The 3D visualization perspective is a plugin Spoon perspective for PDI >= 4.0 that provides a Java 3D-based 3D scatter plot visualization and a histogram matrix overview. Like the Agile BI plugins, it can be accessed from the contextual menu that appears when right-clicking over a Table output (or Table input) step in a transformation.

Requirements

  • PDI version 4.0 or higher
  • Java 3D - this is included on Mac OS X, but is a separate download for other operating systems. This must be installed before using the 3D visualization perspective for PDI. Java 3D can be obtained from: https://java3d.dev.java.net/binary-builds.html

Download

Binary or source archives can be obtained from the "List of Available Pentaho Data Integration Plug-Ins" wiki page.

Installation

  1. Make a "vis3D" subdirectory in the plugins/spoon directory of your PDI installation
  2. Make a "lib" subdirectory in "vis3D"
  3. Unpack the kettleScatterPlot.zip archive somewhere on your hard drive
  4. Copy vis3D.jar from "Vis3DDeploy" to plugins/spoon/vis3D in your PDI installation directory
  5. Copy the remaining jar files (dm-commons.jar, scatterPlot3D.jar and weka.jar) to plugins/spoon/vis3D/lib in your PDI installation directory
  6. Start Spoon

Usage

The 3D visualization will be activated when selecting the "Visualize 3D" menu entry from the contextual menu that appears when right clicking on a Table input or Table output step in a transformation.

In this example, an image segmentation data has been loaded from a CSV file into a MySQL table which we will visualize.

The user can select which dimensions to assign to each axis of the visualization from the drop down lists at the top of the perspective's UI. Furthermore, a fourth dimension can be used to color the points.

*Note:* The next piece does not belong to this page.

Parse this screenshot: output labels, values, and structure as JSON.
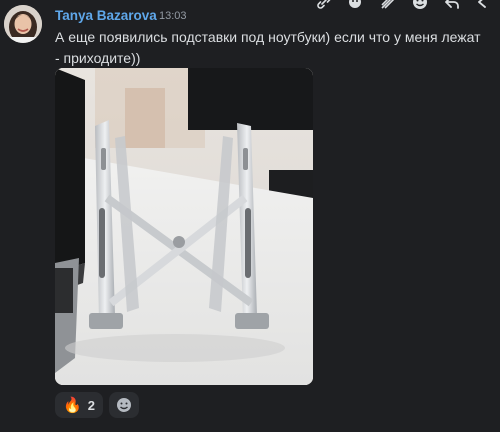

Coloring can be based on categorical values (as in this example) or on a numeric variable (in which case a color gradient is used). After choosing dimensions for the axes and coloring, the display can be updated by pressing the "Update display" button.

The visualization can be rotated by pressing the left mouse button and moving the mouse. Zooming can be achieved by holding down the alt key while pressing the left mouse button and moving the mouse. Translation can be achieved by pressing the right mouse button and moving the mouse.

Because 3D visualization can be computationally intensive, the perspective provides built in sampling of the source data. The default settings visualize a maximum of the first 5000 points as read from the source database table. The user can adjust this using the widgets in the "Rows to visualize" panel of the UI. Furthermore, a random sample (reservoir sampling) can be taken by selecting the "Random" radio button.

A second visualization, available from the "Field histograms" tab, shows a matrix of histograms - one for each field/column in the data. If the coloring dimension is categorical then each bar in each histogram will be colored to show the relative proportions of the coloring field's values that occur in the range/value corresponding to the bar.